Does the ECS only shutdown for Temp or will it shutdown for overpressure (think beechjet).
 
Maybe it needs a warm up. Can you set it to moderate temperatures for a few minutes? I can't remember how the system worked but I think having it go full blast right off the bat would cause the CAWS ding boom.
 
Don't know anything about your aircraft, but I do know a thing or two about air cycle systems and the like... Definitely a problem with the system trying to go too warm too early.

Have had some of my trainees on the 707 pack think that they need to put the temp to warm or hot in order to heat up the cabin during cold days, leading to smoke in the cabin from nearly melting the distribution ducting. When you're talking cold days, "cold" on the system is still hot.

Any way you can set the temperature to a max cold setting until the cabin is to a normal temp?
 
Any way you can set the temperature to a max cold setting until the cabin is to a normal temp?

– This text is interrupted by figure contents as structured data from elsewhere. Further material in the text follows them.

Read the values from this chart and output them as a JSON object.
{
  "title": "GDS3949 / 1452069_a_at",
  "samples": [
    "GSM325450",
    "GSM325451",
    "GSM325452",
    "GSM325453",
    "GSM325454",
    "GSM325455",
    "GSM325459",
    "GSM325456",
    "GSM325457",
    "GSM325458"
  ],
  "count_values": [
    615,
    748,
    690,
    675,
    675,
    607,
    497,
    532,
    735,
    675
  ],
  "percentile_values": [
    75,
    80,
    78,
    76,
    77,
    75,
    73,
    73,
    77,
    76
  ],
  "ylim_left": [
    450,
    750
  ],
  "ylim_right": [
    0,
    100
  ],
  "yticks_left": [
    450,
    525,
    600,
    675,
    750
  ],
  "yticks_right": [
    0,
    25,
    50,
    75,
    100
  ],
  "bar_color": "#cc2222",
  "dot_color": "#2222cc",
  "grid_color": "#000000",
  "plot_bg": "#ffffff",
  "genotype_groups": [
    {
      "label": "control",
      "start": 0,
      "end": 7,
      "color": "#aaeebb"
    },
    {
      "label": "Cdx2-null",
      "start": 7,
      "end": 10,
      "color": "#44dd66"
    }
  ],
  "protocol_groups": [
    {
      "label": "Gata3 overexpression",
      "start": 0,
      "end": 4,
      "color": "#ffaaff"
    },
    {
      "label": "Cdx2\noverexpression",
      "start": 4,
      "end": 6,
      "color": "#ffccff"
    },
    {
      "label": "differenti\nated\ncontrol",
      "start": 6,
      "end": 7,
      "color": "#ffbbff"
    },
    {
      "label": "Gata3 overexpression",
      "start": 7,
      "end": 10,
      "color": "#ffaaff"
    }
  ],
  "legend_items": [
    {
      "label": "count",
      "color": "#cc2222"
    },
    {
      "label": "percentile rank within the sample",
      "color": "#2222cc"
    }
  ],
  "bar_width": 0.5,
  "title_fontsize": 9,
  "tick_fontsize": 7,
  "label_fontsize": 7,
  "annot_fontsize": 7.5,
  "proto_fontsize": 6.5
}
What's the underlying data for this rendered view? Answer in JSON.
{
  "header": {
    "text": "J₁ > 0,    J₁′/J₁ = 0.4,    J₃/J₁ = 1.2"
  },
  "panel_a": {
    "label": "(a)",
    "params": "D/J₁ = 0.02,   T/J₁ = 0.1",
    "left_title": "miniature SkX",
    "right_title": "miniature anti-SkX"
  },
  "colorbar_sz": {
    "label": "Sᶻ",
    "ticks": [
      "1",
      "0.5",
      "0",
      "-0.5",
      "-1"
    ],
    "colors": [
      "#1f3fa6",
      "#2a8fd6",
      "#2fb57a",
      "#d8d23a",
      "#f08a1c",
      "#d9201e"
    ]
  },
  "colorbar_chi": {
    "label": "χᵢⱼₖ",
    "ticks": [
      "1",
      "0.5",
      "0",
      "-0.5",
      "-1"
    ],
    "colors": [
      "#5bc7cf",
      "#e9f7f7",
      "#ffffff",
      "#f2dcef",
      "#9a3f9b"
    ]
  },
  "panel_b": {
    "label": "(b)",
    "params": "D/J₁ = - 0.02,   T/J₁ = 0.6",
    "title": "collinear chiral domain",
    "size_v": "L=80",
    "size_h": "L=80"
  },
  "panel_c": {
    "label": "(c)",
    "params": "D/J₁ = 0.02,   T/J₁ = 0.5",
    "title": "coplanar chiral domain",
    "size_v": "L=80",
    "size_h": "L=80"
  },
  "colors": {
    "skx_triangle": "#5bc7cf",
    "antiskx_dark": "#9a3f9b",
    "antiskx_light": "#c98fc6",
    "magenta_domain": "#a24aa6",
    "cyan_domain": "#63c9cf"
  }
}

That's what we've been doing, and it *usually* works. Thing is, our awesome mechanic (no sarcasm) is a bit of a perfectionist, and I think he's going to get an ulcer trying to make it "right". I will say that I've flown a fair number of other /45s and they don't do this, so something is "brokenish". But from our perspective, it's not that big of a deal. I'm afraid he doesn't quite see it that way...

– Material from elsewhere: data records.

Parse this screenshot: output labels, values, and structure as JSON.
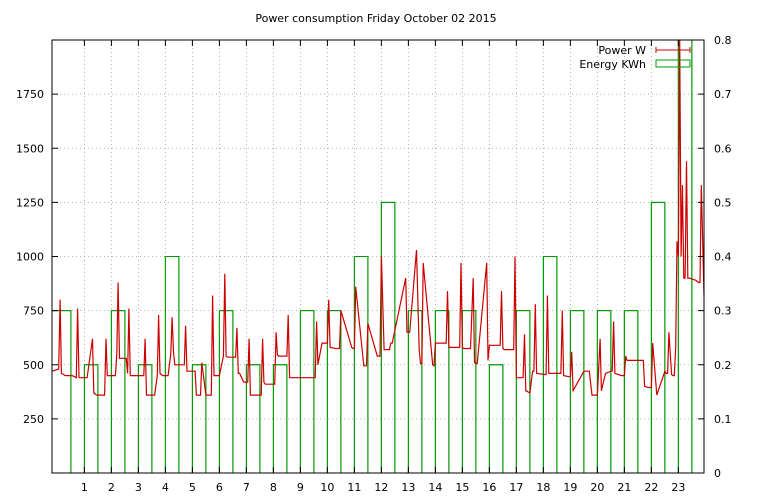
{
  "chart_data": {
    "type": "line",
    "title": "Power consumption Friday October 02 2015",
    "xlabel": "",
    "ylabel": "",
    "y2label": "",
    "xlim": [
      -0.2,
      23.95
    ],
    "ylim": [
      0,
      2000
    ],
    "y2lim": [
      0,
      0.8
    ],
    "x_ticks": [
      1,
      2,
      3,
      4,
      5,
      6,
      7,
      8,
      9,
      10,
      11,
      12,
      13,
      14,
      15,
      16,
      17,
      18,
      19,
      20,
      21,
      22,
      23
    ],
    "y_ticks": [
      250,
      500,
      750,
      1000,
      1250,
      1500,
      1750
    ],
    "y2_ticks": [
      0,
      0.1,
      0.2,
      0.3,
      0.4,
      0.5,
      0.6,
      0.7,
      0.8
    ],
    "grid": true,
    "legend_position": "top-right",
    "colors": {
      "power": "#cc0000",
      "energy": "#009900",
      "grid": "#a0a0a0",
      "axis": "#000000"
    },
    "series": [
      {
        "name": "Power W",
        "axis": "left",
        "style": "line",
        "x": [
          -0.2,
          0.05,
          0.1,
          0.15,
          0.3,
          0.55,
          0.7,
          0.75,
          0.8,
          0.85,
          1.1,
          1.3,
          1.35,
          1.4,
          1.45,
          1.5,
          1.75,
          1.8,
          1.85,
          1.9,
          2.0,
          2.15,
          2.2,
          2.25,
          2.3,
          2.55,
          2.6,
          2.65,
          2.7,
          2.9,
          3.2,
          3.25,
          3.3,
          3.35,
          3.5,
          3.6,
          3.7,
          3.75,
          3.8,
          3.9,
          4.1,
          4.2,
          4.25,
          4.3,
          4.35,
          4.5,
          4.7,
          4.75,
          4.8,
          4.9,
          5.1,
          5.15,
          5.2,
          5.3,
          5.35,
          5.5,
          5.7,
          5.75,
          5.8,
          5.9,
          6.0,
          6.15,
          6.2,
          6.25,
          6.3,
          6.6,
          6.65,
          6.7,
          6.75,
          6.9,
          7.05,
          7.1,
          7.15,
          7.3,
          7.55,
          7.6,
          7.65,
          7.7,
          7.9,
          8.05,
          8.1,
          8.15,
          8.2,
          8.5,
          8.55,
          8.6,
          8.65,
          9.2,
          9.5,
          9.55,
          9.6,
          9.65,
          9.8,
          9.95,
          10.0,
          10.05,
          10.1,
          10.3,
          10.4,
          10.45,
          10.5,
          10.9,
          10.95,
          11.0,
          11.05,
          11.35,
          11.4,
          11.45,
          11.5,
          11.85,
          11.9,
          11.95,
          12.0,
          12.1,
          12.25,
          12.3,
          12.35,
          12.4,
          12.9,
          12.95,
          13.0,
          13.05,
          13.3,
          13.4,
          13.45,
          13.5,
          13.55,
          13.9,
          13.95,
          14.0,
          14.05,
          14.3,
          14.4,
          14.45,
          14.5,
          14.55,
          14.9,
          14.95,
          15.0,
          15.05,
          15.3,
          15.4,
          15.45,
          15.5,
          15.55,
          15.9,
          15.95,
          16.0,
          16.05,
          16.4,
          16.45,
          16.5,
          16.55,
          16.9,
          16.95,
          17.0,
          17.05,
          17.2,
          17.25,
          17.3,
          17.35,
          17.5,
          17.6,
          17.65,
          17.7,
          17.75,
          18.05,
          18.1,
          18.15,
          18.2,
          18.6,
          18.65,
          18.7,
          18.75,
          18.95,
          19.0,
          19.05,
          19.1,
          19.5,
          19.6,
          19.65,
          19.7,
          19.8,
          19.95,
          20.0,
          20.1,
          20.15,
          20.3,
          20.5,
          20.55,
          20.6,
          20.65,
          20.9,
          21.0,
          21.05,
          21.1,
          21.6,
          21.65,
          21.7,
          21.75,
          21.9,
          21.95,
          22.0,
          22.05,
          22.2,
          22.5,
          22.55,
          22.6,
          22.65,
          22.75,
          22.8,
          22.85,
          22.9,
          22.95,
          23.0,
          23.05,
          23.1,
          23.15,
          23.2,
          23.25,
          23.3,
          23.35,
          23.4,
          23.65,
          23.75,
          23.8,
          23.85,
          23.95
        ],
        "y": [
          470,
          480,
          800,
          460,
          450,
          450,
          440,
          760,
          440,
          440,
          440,
          620,
          370,
          365,
          360,
          360,
          360,
          620,
          450,
          450,
          450,
          450,
          550,
          880,
          530,
          530,
          460,
          760,
          450,
          450,
          450,
          620,
          360,
          360,
          360,
          360,
          450,
          730,
          460,
          450,
          450,
          550,
          720,
          560,
          500,
          500,
          500,
          680,
          470,
          470,
          470,
          360,
          360,
          360,
          510,
          360,
          360,
          820,
          450,
          450,
          450,
          540,
          920,
          540,
          535,
          535,
          670,
          460,
          460,
          420,
          420,
          620,
          360,
          360,
          360,
          620,
          420,
          410,
          410,
          410,
          650,
          545,
          540,
          540,
          730,
          440,
          440,
          440,
          440,
          440,
          700,
          500,
          600,
          600,
          600,
          800,
          580,
          575,
          575,
          575,
          750,
          580,
          575,
          575,
          860,
          495,
          495,
          495,
          690,
          540,
          540,
          540,
          1000,
          570,
          570,
          570,
          600,
          600,
          900,
          650,
          650,
          650,
          1030,
          570,
          505,
          505,
          970,
          500,
          495,
          600,
          600,
          600,
          600,
          840,
          580,
          580,
          580,
          970,
          580,
          575,
          575,
          900,
          510,
          505,
          505,
          970,
          520,
          590,
          590,
          590,
          840,
          575,
          570,
          570,
          1000,
          440,
          440,
          440,
          440,
          640,
          380,
          370,
          470,
          470,
          780,
          460,
          455,
          455,
          820,
          460,
          460,
          460,
          750,
          450,
          445,
          445,
          560,
          380,
          470,
          470,
          470,
          470,
          360,
          360,
          360,
          620,
          380,
          460,
          470,
          470,
          700,
          460,
          450,
          450,
          540,
          520,
          520,
          520,
          520,
          400,
          395,
          395,
          395,
          600,
          360,
          470,
          460,
          460,
          650,
          455,
          450,
          450,
          580,
          1070,
          1000,
          2000,
          1000,
          1330,
          900,
          900,
          1440,
          900,
          900,
          890,
          880,
          880,
          1330,
          820
        ],
        "color": "#cc0000"
      },
      {
        "name": "Energy KWh",
        "axis": "right",
        "style": "step-boxes",
        "x": [
          -0.2,
          0.5,
          1.0,
          1.5,
          2.0,
          2.5,
          3.0,
          3.5,
          4.0,
          4.5,
          5.0,
          5.5,
          6.0,
          6.5,
          7.0,
          7.5,
          8.0,
          8.5,
          9.0,
          9.5,
          10.0,
          10.5,
          11.0,
          11.5,
          12.0,
          12.5,
          13.0,
          13.5,
          14.0,
          14.5,
          15.0,
          15.5,
          16.0,
          16.5,
          17.0,
          17.5,
          18.0,
          18.5,
          19.0,
          19.5,
          20.0,
          20.5,
          21.0,
          21.5,
          22.0,
          22.5,
          23.0,
          23.5
        ],
        "y": [
          0.3,
          0.0,
          0.2,
          0.0,
          0.3,
          0.0,
          0.2,
          0.0,
          0.4,
          0.0,
          0.2,
          0.0,
          0.3,
          0.0,
          0.2,
          0.0,
          0.2,
          0.0,
          0.3,
          0.0,
          0.3,
          0.0,
          0.4,
          0.0,
          0.5,
          0.0,
          0.3,
          0.0,
          0.3,
          0.0,
          0.3,
          0.0,
          0.2,
          0.0,
          0.3,
          0.0,
          0.4,
          0.0,
          0.3,
          0.0,
          0.3,
          0.0,
          0.3,
          0.0,
          0.5,
          0.0,
          0.8,
          0.0
        ],
        "color": "#009900"
      }
    ]
  }
}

Dugie: It does have overpressure protection (albeit not with the beechjet's "omfg" blast of what I remember as direct bleed air gushing in to the cabin in "emer"...presumably due to the fact that we're not going to find ourselves at 450 and will have time to get down before the cabin leaks out). But I don't think it's overpressure doing it. The cabin air is scalding within a minute or so of startup, no matter where you have the temp controller.

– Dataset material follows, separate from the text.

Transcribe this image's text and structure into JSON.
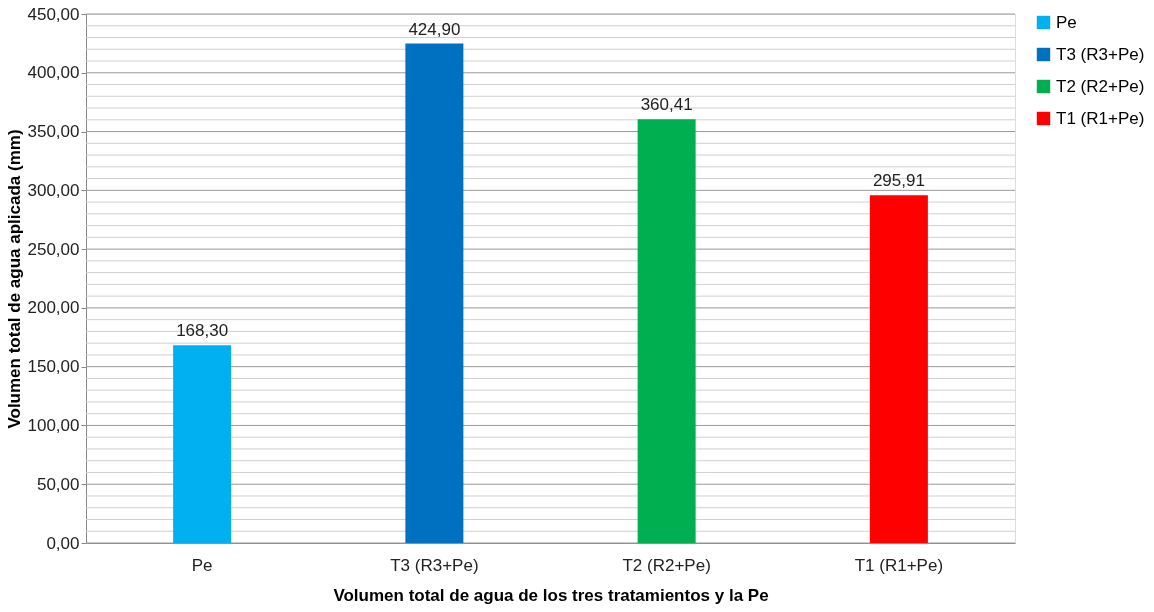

It's one of those problems that there probably isn't any easy answer to unless someone happens to have had the exact same problem on the same aircraft. Gremlin's been living in this thing since before we had it (~2.5 years ago)...according to our maintainer, there are writeups going back pretty much as long as Omniflight had the aircraft, which I think is roughly 5 years (it's an 8 year old aircraft). *shrug*
 
Did you just use the Mason-Dixon Line as a delineation of north and south?

I believe it's the generally agreed-upon border. And don't you live in Florida? What would YOU know? Might as well live in NEW YORK CITY. *narrowed eyes*

NY-City.jpg
 
Florida? FLORIDA!?

I will cut you


Isn't the more apt description the latitude that makes the northern border of the Texas pan handle?
 
Minor somewhat relevant necropost:

One of our /45 Series 10s has been having its ECS trip off during the takeoff roll. I haven't looked to compare OAT vs Cabin Temp settings, but I have noticed that if I assertively push the PCL through the low deadband when I'm powering up for takeoff, I don't have a problem with it. It only seems to be a problem if I'm a little tardy getting through that initial deadband. What I've been doing if it does trip off and I get an ECS light during the roll is simply continue the takeoff, then cycle the system off then back to Auto, and the problem is resolved. Not sure if its the same issue as you're seeing, but we try to have the airplane on the runway around 5 minutes after startup.